Mythical Prax

From: Peter Metcalfe <metcalph_at_quicksilver.net.nz>
Date: Sat, 14 Feb 2004 21:00:52 +1300


At 10:59 AM 2/14/04 +0000, you wrote:

> > There is no evidence of [48 old ones] association with the
> > Tada-Shi/Oasis folk nor can they be adduced as evidence of golden
> > age agricultural practices.

>If I hadn't quoted the word "agricultural" from Cults of Prax I might
>agree with that line of reasoning. However, the counter-evidence is quite
>weak, too:
>
> From HeroQuest Voices, Tales of the Wastes:
>
>: Genert and the spirit giants made the world so long ago no one
>: remembers. They were strong, and lived in a fertile garden.
>: Food was everywhere: jackrabbits came freely to the eating,
>: and if you dropped a seed you had do jump back when the tree
>: sprang up with much fruit.

>Personally, I read this as "all of this happened so long ago no one
>remembers". The description clearly is Green Age, especially the
>jackrabbits bit.

Why is it clearly Green Age?
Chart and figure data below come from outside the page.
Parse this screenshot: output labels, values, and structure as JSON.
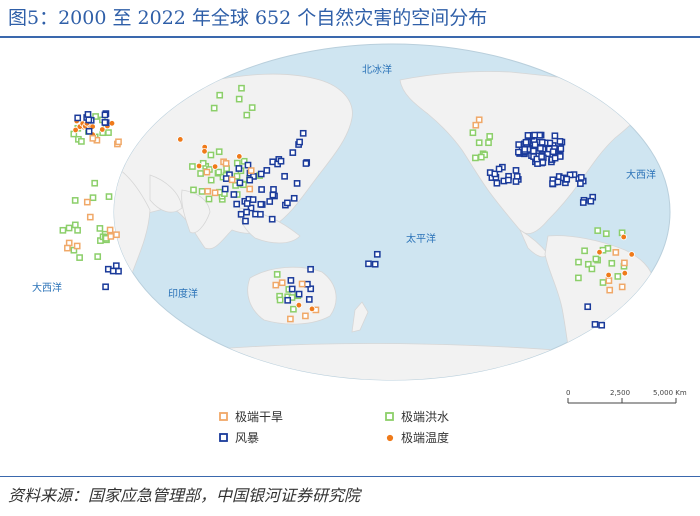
{
  "title": "图5：2000 至 2022 年全球 652 个自然灾害的空间分布",
  "source": "资料来源：国家应急管理部，中国银河证券研究院",
  "ocean_labels": {
    "arctic": "北冰洋",
    "atlantic_east": "大西洋",
    "atlantic_west": "大西洋",
    "pacific": "太平洋",
    "indian": "印度洋"
  },
  "legend": {
    "drought": "极端干旱",
    "flood": "极端洪水",
    "storm": "风暴",
    "temperature": "极端温度"
  },
  "scale_bar": {
    "labels": [
      "0",
      "2,500",
      "5,000 Km"
    ]
  },
  "colors": {
    "ocean": "#cfe5f1",
    "land": "#f2f2f2",
    "drought": "#f0a868",
    "flood": "#8ccf6a",
    "storm": "#1a3a9a",
    "temperature": "#ef7a1a",
    "title": "#2f5fa8"
  }
}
It could easily be Golden Age.

>Given the fact that Sandy told us the Beast Riders gained intelligence in
>Waha's Contest (rather than the Herds only losing it), little more details
>of the Golden Age are to be expected from this source. Basically, this
>entire scenario makes it likely that the Golden Age Oasis Folk already
>then provided food for the Beast Nomads, like treasured pets used in
>landscape gardening. Think herd men and herd beasts traveling together in
>symbiosis...

I don't see any reason to assume that the Beast Rider ancestors were stupid in the Golden Age. It's far more likely they had been driven stupid by the destruction of Genert's Garden and related disasters.
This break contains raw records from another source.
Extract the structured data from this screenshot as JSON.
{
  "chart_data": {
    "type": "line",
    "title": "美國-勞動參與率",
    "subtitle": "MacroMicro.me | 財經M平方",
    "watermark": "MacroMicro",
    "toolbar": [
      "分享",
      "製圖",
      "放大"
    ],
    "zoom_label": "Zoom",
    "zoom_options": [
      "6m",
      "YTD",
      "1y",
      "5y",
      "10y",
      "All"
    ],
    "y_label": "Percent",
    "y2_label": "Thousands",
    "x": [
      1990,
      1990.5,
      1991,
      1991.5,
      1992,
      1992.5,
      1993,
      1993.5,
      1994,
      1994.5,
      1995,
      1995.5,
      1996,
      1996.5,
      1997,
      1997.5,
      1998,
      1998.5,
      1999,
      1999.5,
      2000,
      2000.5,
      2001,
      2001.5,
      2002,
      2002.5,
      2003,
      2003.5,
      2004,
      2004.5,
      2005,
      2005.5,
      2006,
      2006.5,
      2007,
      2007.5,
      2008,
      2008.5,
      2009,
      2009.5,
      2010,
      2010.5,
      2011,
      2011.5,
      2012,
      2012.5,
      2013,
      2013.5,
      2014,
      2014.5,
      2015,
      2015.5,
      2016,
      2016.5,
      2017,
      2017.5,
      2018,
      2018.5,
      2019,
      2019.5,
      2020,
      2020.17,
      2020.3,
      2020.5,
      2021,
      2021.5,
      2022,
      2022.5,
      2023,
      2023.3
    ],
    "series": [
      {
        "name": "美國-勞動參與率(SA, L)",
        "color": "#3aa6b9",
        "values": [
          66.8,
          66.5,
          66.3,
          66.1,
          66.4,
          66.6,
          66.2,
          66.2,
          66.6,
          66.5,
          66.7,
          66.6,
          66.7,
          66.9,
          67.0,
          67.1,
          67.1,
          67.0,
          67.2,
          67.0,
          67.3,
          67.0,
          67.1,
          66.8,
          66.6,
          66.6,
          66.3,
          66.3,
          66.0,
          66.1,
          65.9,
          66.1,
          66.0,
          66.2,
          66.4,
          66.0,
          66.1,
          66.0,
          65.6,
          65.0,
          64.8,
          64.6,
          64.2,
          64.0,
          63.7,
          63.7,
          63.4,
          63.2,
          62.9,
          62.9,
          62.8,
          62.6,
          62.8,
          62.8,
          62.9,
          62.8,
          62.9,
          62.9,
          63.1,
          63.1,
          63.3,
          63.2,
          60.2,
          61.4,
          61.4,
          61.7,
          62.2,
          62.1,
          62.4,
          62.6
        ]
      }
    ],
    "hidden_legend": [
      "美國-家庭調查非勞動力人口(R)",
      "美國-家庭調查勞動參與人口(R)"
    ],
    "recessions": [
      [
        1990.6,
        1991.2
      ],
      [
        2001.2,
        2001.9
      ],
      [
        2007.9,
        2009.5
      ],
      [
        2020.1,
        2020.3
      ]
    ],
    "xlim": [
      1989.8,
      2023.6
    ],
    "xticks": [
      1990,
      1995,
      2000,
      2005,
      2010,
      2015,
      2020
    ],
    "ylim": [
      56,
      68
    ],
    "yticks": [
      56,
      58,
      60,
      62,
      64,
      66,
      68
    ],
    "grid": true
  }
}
> > They didn't need a Horn of Plenty in the good old days. The land was
> > so fertile that jackrabbits came freely to eating etc.

>"so long ago none remembers".

Which is a statement about the creation of Genert's Garden, not a statement about what life was like in that period, which people do remember.

> >>The Golden Age oasis folk were a sedentary people who cultivated some of
> >>the land for food production.

> > They did?

>I fail to see how they were different from the early Vingkotlings and
>Durevings in their respective land of milk and honey.

The Vingkotlings and Durevings are Storm Age folk, not Golden Age.

> > The Golden Age folk weren't vegetarian and the argument is over
> > how they gathered their food, _not_ what they ate.

>The methods of producing or gathering the food surely would have
>influenced the diet?

: Food was everywhere: jackrabbits came freely to the eating,
: and if you dropped a seed you had do jump back when the tree
: sprang up with much fruit.

Doesn't indicate that they had too much trouble.

> > And why wasn't golden age Prax a land of milk and honey?

>[...]

>Because something brought change to Genert's Garden between the earliest
>and the middle Golden Age. The original evergreen broadleaf forest was
>gone, a new species of Aldryami, the Brown Elves, tended the new kind of
>forest which replaced the yellow elf forest from the earliest age.

I really don't see the point. We are given no information on the flora of Genert's Garden while the Redwood Trees are associated with Green Elves, which have been around since the earliest of times.